Not long afterwards, I heard the first jingle bells of the year on the car radio, always a sign that it’s time to buy an iPod. But it wasn’t the bells that confused me most, although they ran it a close second. It was that this was an advertisement for a sofa company called DFS – sometimes they have a sale on – and they made it sound like they were offering an amazing service by being able to deliver a sofa before ‘you know who’ arrived, hence the accompaniment of the jingle bells.
That’s a sofa, then, arriving before Christmas. In the space of ‘only’ 12 weeks. Three months. A quarter of a year. That’s enough time to sail to New York 12 times. Enough time to get about halfway to Mars. To deliver a sofa.
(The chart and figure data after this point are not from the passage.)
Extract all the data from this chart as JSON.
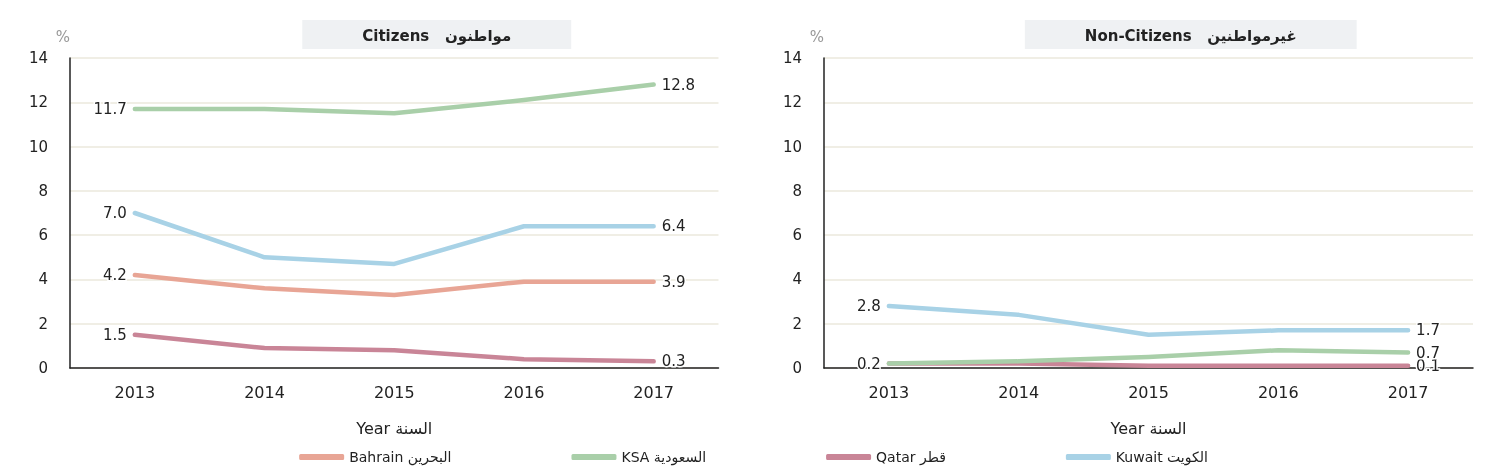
{
  "chart_data": [
    {
      "type": "line",
      "title": "Citizens   مواطنون",
      "xlabel": "Year السنة",
      "ylabel": "%",
      "categories": [
        "2013",
        "2014",
        "2015",
        "2016",
        "2017"
      ],
      "ylim": [
        0,
        14
      ],
      "yticks": [
        0,
        2,
        4,
        6,
        8,
        10,
        12,
        14
      ],
      "grid": "y",
      "legend": "bottom",
      "marker": "none",
      "line_style": "solid",
      "series": [
        {
          "name": "Bahrain البحرين",
          "color": "#e8a595",
          "values": [
            4.2,
            3.6,
            3.3,
            3.9,
            3.9
          ],
          "value_labels": [
            "4.2",
            null,
            null,
            null,
            "3.9"
          ]
        },
        {
          "name": "KSA السعودية",
          "color": "#a9cfa9",
          "values": [
            11.7,
            11.7,
            11.5,
            12.1,
            12.8
          ],
          "value_labels": [
            "11.7",
            null,
            null,
            null,
            "12.8"
          ]
        },
        {
          "name": "Qatar قطر",
          "color": "#c98597",
          "values": [
            1.5,
            0.9,
            0.8,
            0.4,
            0.3
          ],
          "value_labels": [
            "1.5",
            null,
            null,
            null,
            "0.3"
          ]
        },
        {
          "name": "Kuwait الكويت",
          "color": "#a8d2e6",
          "values": [
            7.0,
            5.0,
            4.7,
            6.4,
            6.4
          ],
          "value_labels": [
            "7.0",
            null,
            null,
            null,
            "6.4"
          ]
        }
      ]
    },
    {
      "type": "line",
      "title": "Non-Citizens   غيرمواطنين",
      "xlabel": "Year السنة",
      "ylabel": "%",
      "categories": [
        "2013",
        "2014",
        "2015",
        "2016",
        "2017"
      ],
      "ylim": [
        0,
        14
      ],
      "yticks": [
        0,
        2,
        4,
        6,
        8,
        10,
        12,
        14
      ],
      "grid": "y",
      "marker": "none",
      "line_style": "solid",
      "series": [
        {
          "color": "#c98597",
          "values": [
            0.2,
            0.2,
            0.1,
            0.1,
            0.1
          ],
          "value_labels": [
            "0.2",
            null,
            null,
            null,
            "0.1"
          ]
        },
        {
          "color": "#a8d2e6",
          "values": [
            2.8,
            2.4,
            1.5,
            1.7,
            1.7
          ],
          "value_labels": [
            "2.8",
            null,
            null,
            null,
            "1.7"
          ]
        },
        {
          "color": "#a9cfa9",
          "values": [
            0.2,
            0.3,
            0.5,
            0.8,
            0.7
          ],
          "value_labels": [
            null,
            null,
            null,
            null,
            "0.7"
          ]
        }
      ]
    }
  ]
}
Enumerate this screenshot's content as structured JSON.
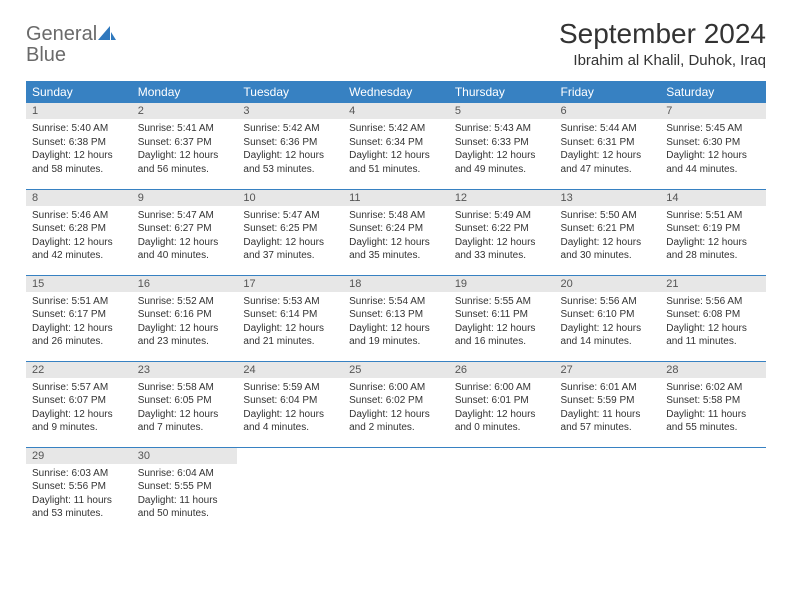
{
  "brand": {
    "part1": "General",
    "part2": "Blue"
  },
  "title": "September 2024",
  "location": "Ibrahim al Khalil, Duhok, Iraq",
  "colors": {
    "header_bg": "#3781c2",
    "header_text": "#ffffff",
    "daynum_bg": "#e7e7e7",
    "row_border": "#3781c2",
    "body_text": "#333333",
    "logo_gray": "#6a6a6a",
    "logo_blue": "#2f78bd",
    "page_bg": "#ffffff"
  },
  "typography": {
    "title_fontsize": 28,
    "location_fontsize": 15,
    "dayheader_fontsize": 12,
    "daynum_fontsize": 11,
    "body_fontsize": 10
  },
  "day_headers": [
    "Sunday",
    "Monday",
    "Tuesday",
    "Wednesday",
    "Thursday",
    "Friday",
    "Saturday"
  ],
  "weeks": [
    [
      {
        "n": "1",
        "sr": "Sunrise: 5:40 AM",
        "ss": "Sunset: 6:38 PM",
        "d1": "Daylight: 12 hours",
        "d2": "and 58 minutes."
      },
      {
        "n": "2",
        "sr": "Sunrise: 5:41 AM",
        "ss": "Sunset: 6:37 PM",
        "d1": "Daylight: 12 hours",
        "d2": "and 56 minutes."
      },
      {
        "n": "3",
        "sr": "Sunrise: 5:42 AM",
        "ss": "Sunset: 6:36 PM",
        "d1": "Daylight: 12 hours",
        "d2": "and 53 minutes."
      },
      {
        "n": "4",
        "sr": "Sunrise: 5:42 AM",
        "ss": "Sunset: 6:34 PM",
        "d1": "Daylight: 12 hours",
        "d2": "and 51 minutes."
      },
      {
        "n": "5",
        "sr": "Sunrise: 5:43 AM",
        "ss": "Sunset: 6:33 PM",
        "d1": "Daylight: 12 hours",
        "d2": "and 49 minutes."
      },
      {
        "n": "6",
        "sr": "Sunrise: 5:44 AM",
        "ss": "Sunset: 6:31 PM",
        "d1": "Daylight: 12 hours",
        "d2": "and 47 minutes."
      },
      {
        "n": "7",
        "sr": "Sunrise: 5:45 AM",
        "ss": "Sunset: 6:30 PM",
        "d1": "Daylight: 12 hours",
        "d2": "and 44 minutes."
      }
    ],
    [
      {
        "n": "8",
        "sr": "Sunrise: 5:46 AM",
        "ss": "Sunset: 6:28 PM",
        "d1": "Daylight: 12 hours",
        "d2": "and 42 minutes."
      },
      {
        "n": "9",
        "sr": "Sunrise: 5:47 AM",
        "ss": "Sunset: 6:27 PM",
        "d1": "Daylight: 12 hours",
        "d2": "and 40 minutes."
      },
      {
        "n": "10",
        "sr": "Sunrise: 5:47 AM",
        "ss": "Sunset: 6:25 PM",
        "d1": "Daylight: 12 hours",
        "d2": "and 37 minutes."
      },
      {
        "n": "11",
        "sr": "Sunrise: 5:48 AM",
        "ss": "Sunset: 6:24 PM",
        "d1": "Daylight: 12 hours",
        "d2": "and 35 minutes."
      },
      {
        "n": "12",
        "sr": "Sunrise: 5:49 AM",
        "ss": "Sunset: 6:22 PM",
        "d1": "Daylight: 12 hours",
        "d2": "and 33 minutes."
      },
      {
        "n": "13",
        "sr": "Sunrise: 5:50 AM",
        "ss": "Sunset: 6:21 PM",
        "d1": "Daylight: 12 hours",
        "d2": "and 30 minutes."
      },
      {
        "n": "14",
        "sr": "Sunrise: 5:51 AM",
        "ss": "Sunset: 6:19 PM",
        "d1": "Daylight: 12 hours",
        "d2": "and 28 minutes."
      }
    ],
    [
      {
        "n": "15",
        "sr": "Sunrise: 5:51 AM",
        "ss": "Sunset: 6:17 PM",
        "d1": "Daylight: 12 hours",
        "d2": "and 26 minutes."
      },
      {
        "n": "16",
        "sr": "Sunrise: 5:52 AM",
        "ss": "Sunset: 6:16 PM",
        "d1": "Daylight: 12 hours",
        "d2": "and 23 minutes."
      },
      {
        "n": "17",
        "sr": "Sunrise: 5:53 AM",
        "ss": "Sunset: 6:14 PM",
        "d1": "Daylight: 12 hours",
        "d2": "and 21 minutes."
      },
      {
        "n": "18",
        "sr": "Sunrise: 5:54 AM",
        "ss": "Sunset: 6:13 PM",
        "d1": "Daylight: 12 hours",
        "d2": "and 19 minutes."
      },
      {
        "n": "19",
        "sr": "Sunrise: 5:55 AM",
        "ss": "Sunset: 6:11 PM",
        "d1": "Daylight: 12 hours",
        "d2": "and 16 minutes."
      },
      {
        "n": "20",
        "sr": "Sunrise: 5:56 AM",
        "ss": "Sunset: 6:10 PM",
        "d1": "Daylight: 12 hours",
        "d2": "and 14 minutes."
      },
      {
        "n": "21",
        "sr": "Sunrise: 5:56 AM",
        "ss": "Sunset: 6:08 PM",
        "d1": "Daylight: 12 hours",
        "d2": "and 11 minutes."
      }
    ],
    [
      {
        "n": "22",
        "sr": "Sunrise: 5:57 AM",
        "ss": "Sunset: 6:07 PM",
        "d1": "Daylight: 12 hours",
        "d2": "and 9 minutes."
      },
      {
        "n": "23",
        "sr": "Sunrise: 5:58 AM",
        "ss": "Sunset: 6:05 PM",
        "d1": "Daylight: 12 hours",
        "d2": "and 7 minutes."
      },
      {
        "n": "24",
        "sr": "Sunrise: 5:59 AM",
        "ss": "Sunset: 6:04 PM",
        "d1": "Daylight: 12 hours",
        "d2": "and 4 minutes."
      },
      {
        "n": "25",
        "sr": "Sunrise: 6:00 AM",
        "ss": "Sunset: 6:02 PM",
        "d1": "Daylight: 12 hours",
        "d2": "and 2 minutes."
      },
      {
        "n": "26",
        "sr": "Sunrise: 6:00 AM",
        "ss": "Sunset: 6:01 PM",
        "d1": "Daylight: 12 hours",
        "d2": "and 0 minutes."
      },
      {
        "n": "27",
        "sr": "Sunrise: 6:01 AM",
        "ss": "Sunset: 5:59 PM",
        "d1": "Daylight: 11 hours",
        "d2": "and 57 minutes."
      },
      {
        "n": "28",
        "sr": "Sunrise: 6:02 AM",
        "ss": "Sunset: 5:58 PM",
        "d1": "Daylight: 11 hours",
        "d2": "and 55 minutes."
      }
    ],
    [
      {
        "n": "29",
        "sr": "Sunrise: 6:03 AM",
        "ss": "Sunset: 5:56 PM",
        "d1": "Daylight: 11 hours",
        "d2": "and 53 minutes."
      },
      {
        "n": "30",
        "sr": "Sunrise: 6:04 AM",
        "ss": "Sunset: 5:55 PM",
        "d1": "Daylight: 11 hours",
        "d2": "and 50 minutes."
      },
      null,
      null,
      null,
      null,
      null
    ]
  ]
}
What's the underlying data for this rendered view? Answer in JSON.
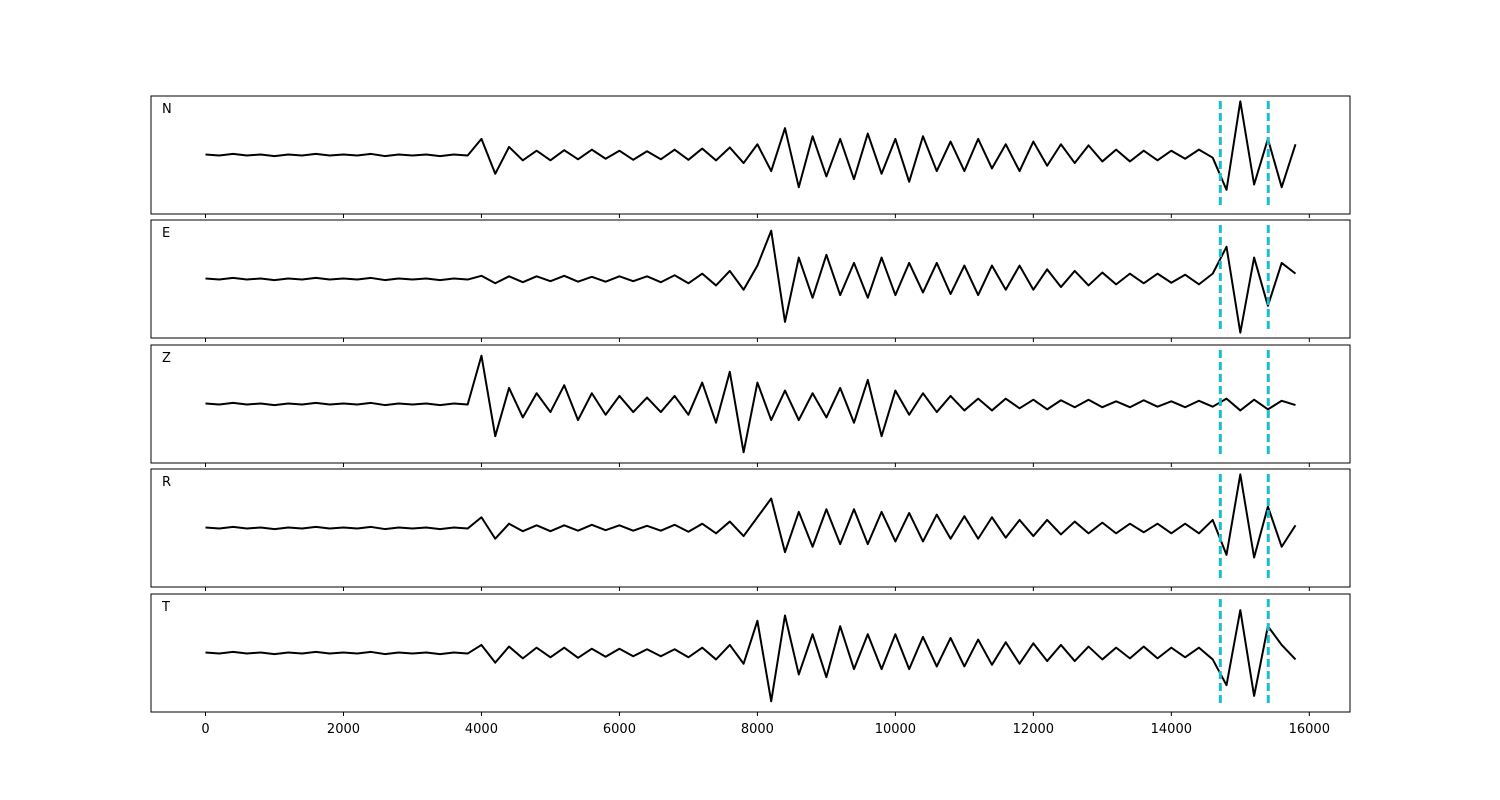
{
  "chart_data": {
    "type": "line",
    "x": [
      0,
      200,
      400,
      600,
      800,
      1000,
      1200,
      1400,
      1600,
      1800,
      2000,
      2200,
      2400,
      2600,
      2800,
      3000,
      3200,
      3400,
      3600,
      3800,
      4000,
      4200,
      4400,
      4600,
      4800,
      5000,
      5200,
      5400,
      5600,
      5800,
      6000,
      6200,
      6400,
      6600,
      6800,
      7000,
      7200,
      7400,
      7600,
      7800,
      8000,
      8200,
      8400,
      8600,
      8800,
      9000,
      9200,
      9400,
      9600,
      9800,
      10000,
      10200,
      10400,
      10600,
      10800,
      11000,
      11200,
      11400,
      11600,
      11800,
      12000,
      12200,
      12400,
      12600,
      12800,
      13000,
      13200,
      13400,
      13600,
      13800,
      14000,
      14200,
      14400,
      14600,
      14800,
      15000,
      15200,
      15400,
      15600,
      15800
    ],
    "xlim": [
      -790,
      16590
    ],
    "xticks": [
      0,
      2000,
      4000,
      6000,
      8000,
      10000,
      12000,
      14000,
      16000
    ],
    "ylim": [
      -1.1,
      1.1
    ],
    "vlines": [
      14710,
      15405
    ],
    "vline_color": "#17becf",
    "series": [
      {
        "name": "N",
        "color": "#000000",
        "values": [
          0.01,
          -0.01,
          0.02,
          -0.01,
          0.01,
          -0.02,
          0.01,
          -0.01,
          0.02,
          -0.01,
          0.01,
          -0.01,
          0.02,
          -0.02,
          0.01,
          -0.01,
          0.01,
          -0.02,
          0.01,
          -0.01,
          0.3,
          -0.35,
          0.15,
          -0.1,
          0.08,
          -0.1,
          0.09,
          -0.08,
          0.1,
          -0.07,
          0.08,
          -0.09,
          0.07,
          -0.08,
          0.1,
          -0.09,
          0.12,
          -0.1,
          0.14,
          -0.15,
          0.2,
          -0.3,
          0.5,
          -0.6,
          0.35,
          -0.4,
          0.3,
          -0.45,
          0.4,
          -0.35,
          0.3,
          -0.5,
          0.35,
          -0.3,
          0.25,
          -0.3,
          0.3,
          -0.25,
          0.2,
          -0.3,
          0.25,
          -0.2,
          0.2,
          -0.15,
          0.18,
          -0.12,
          0.1,
          -0.12,
          0.08,
          -0.1,
          0.08,
          -0.07,
          0.1,
          -0.05,
          -0.65,
          1.0,
          -0.55,
          0.3,
          -0.6,
          0.2
        ]
      },
      {
        "name": "E",
        "color": "#000000",
        "values": [
          0.01,
          -0.01,
          0.02,
          -0.01,
          0.01,
          -0.02,
          0.01,
          -0.01,
          0.02,
          -0.01,
          0.01,
          -0.01,
          0.02,
          -0.02,
          0.01,
          -0.01,
          0.01,
          -0.02,
          0.01,
          -0.01,
          0.06,
          -0.08,
          0.05,
          -0.06,
          0.05,
          -0.04,
          0.06,
          -0.05,
          0.04,
          -0.05,
          0.05,
          -0.04,
          0.05,
          -0.06,
          0.07,
          -0.08,
          0.1,
          -0.12,
          0.15,
          -0.2,
          0.25,
          0.9,
          -0.8,
          0.4,
          -0.35,
          0.45,
          -0.3,
          0.3,
          -0.35,
          0.4,
          -0.3,
          0.3,
          -0.25,
          0.3,
          -0.28,
          0.25,
          -0.3,
          0.25,
          -0.2,
          0.25,
          -0.2,
          0.18,
          -0.15,
          0.15,
          -0.12,
          0.12,
          -0.1,
          0.1,
          -0.08,
          0.1,
          -0.07,
          0.08,
          -0.1,
          0.1,
          0.6,
          -1.0,
          0.4,
          -0.5,
          0.3,
          0.1
        ]
      },
      {
        "name": "Z",
        "color": "#000000",
        "values": [
          0.01,
          -0.01,
          0.02,
          -0.01,
          0.01,
          -0.02,
          0.01,
          -0.01,
          0.02,
          -0.01,
          0.01,
          -0.01,
          0.02,
          -0.02,
          0.01,
          -0.01,
          0.01,
          -0.02,
          0.01,
          -0.01,
          0.9,
          -0.6,
          0.3,
          -0.25,
          0.2,
          -0.15,
          0.35,
          -0.3,
          0.2,
          -0.2,
          0.15,
          -0.15,
          0.12,
          -0.15,
          0.15,
          -0.2,
          0.4,
          -0.35,
          0.6,
          -0.9,
          0.4,
          -0.3,
          0.25,
          -0.3,
          0.2,
          -0.25,
          0.3,
          -0.35,
          0.45,
          -0.6,
          0.25,
          -0.2,
          0.2,
          -0.15,
          0.15,
          -0.12,
          0.1,
          -0.12,
          0.1,
          -0.08,
          0.08,
          -0.1,
          0.07,
          -0.06,
          0.08,
          -0.06,
          0.05,
          -0.06,
          0.07,
          -0.05,
          0.05,
          -0.06,
          0.06,
          -0.05,
          0.1,
          -0.12,
          0.08,
          -0.1,
          0.06,
          -0.02
        ]
      },
      {
        "name": "R",
        "color": "#000000",
        "values": [
          0.01,
          -0.01,
          0.02,
          -0.01,
          0.01,
          -0.02,
          0.01,
          -0.01,
          0.02,
          -0.01,
          0.01,
          -0.01,
          0.02,
          -0.02,
          0.01,
          -0.01,
          0.01,
          -0.02,
          0.01,
          -0.01,
          0.2,
          -0.2,
          0.08,
          -0.06,
          0.05,
          -0.06,
          0.05,
          -0.05,
          0.06,
          -0.04,
          0.05,
          -0.05,
          0.04,
          -0.05,
          0.06,
          -0.07,
          0.08,
          -0.1,
          0.12,
          -0.15,
          0.2,
          0.55,
          -0.45,
          0.3,
          -0.35,
          0.35,
          -0.3,
          0.35,
          -0.3,
          0.3,
          -0.25,
          0.28,
          -0.25,
          0.25,
          -0.2,
          0.22,
          -0.2,
          0.2,
          -0.18,
          0.15,
          -0.15,
          0.15,
          -0.12,
          0.12,
          -0.1,
          0.1,
          -0.1,
          0.08,
          -0.08,
          0.08,
          -0.1,
          0.08,
          -0.1,
          0.15,
          -0.5,
          1.0,
          -0.55,
          0.4,
          -0.35,
          0.05
        ]
      },
      {
        "name": "T",
        "color": "#000000",
        "values": [
          0.01,
          -0.01,
          0.02,
          -0.01,
          0.01,
          -0.02,
          0.01,
          -0.01,
          0.02,
          -0.01,
          0.01,
          -0.01,
          0.02,
          -0.02,
          0.01,
          -0.01,
          0.01,
          -0.02,
          0.01,
          -0.01,
          0.15,
          -0.18,
          0.12,
          -0.1,
          0.1,
          -0.08,
          0.1,
          -0.09,
          0.08,
          -0.07,
          0.08,
          -0.06,
          0.07,
          -0.06,
          0.07,
          -0.08,
          0.1,
          -0.12,
          0.15,
          -0.2,
          0.6,
          -0.9,
          0.7,
          -0.4,
          0.35,
          -0.45,
          0.5,
          -0.3,
          0.35,
          -0.3,
          0.35,
          -0.3,
          0.3,
          -0.25,
          0.28,
          -0.25,
          0.25,
          -0.22,
          0.2,
          -0.2,
          0.18,
          -0.15,
          0.15,
          -0.15,
          0.12,
          -0.12,
          0.1,
          -0.1,
          0.12,
          -0.1,
          0.1,
          -0.08,
          0.1,
          -0.12,
          -0.6,
          0.8,
          -0.8,
          0.5,
          0.15,
          -0.12
        ]
      }
    ]
  }
}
Yes, I know, sofas require a fair amount of manual construction and you’d even call some of those who do it craftspeople. But ultimately, this is machining some wooden joints, pulling material over the frame and banging in some staples.
So I just don’t get it. But I still understand that more than I understand the Amazon Prime commercial I heard this afternoon. The ad reminds you how annoying it is if you run out of things at inopportune moments: sweets during kids parties, that sort of thing. No doubt that is frustrating.
Amazon reminds you that you can buy things from it and get them delivered within an hour, subject to conditions: you need to live in a certain place (less than an hour from a depot, obviously), spend more than £20 per order and subscribe for £79 a year.
Buying something and having it shortly afterwards, then. How novel. It sounds almost like, I don’t know, a shop, only popping to the shop doesn’t involve a minimum spend every visit and an annual subscription of 80 quid.
Perhaps I’m not cut out for modern life. None of these things, I suppose, is designed for cynical, grumpy, 40-year-old blokes like me. I have no reason to involve myself with it. Which is why it is a work of rare skill on their part that by the time you read this, I will be a subscriber, all so I can watch a TV programme starring middle-aged men falling over.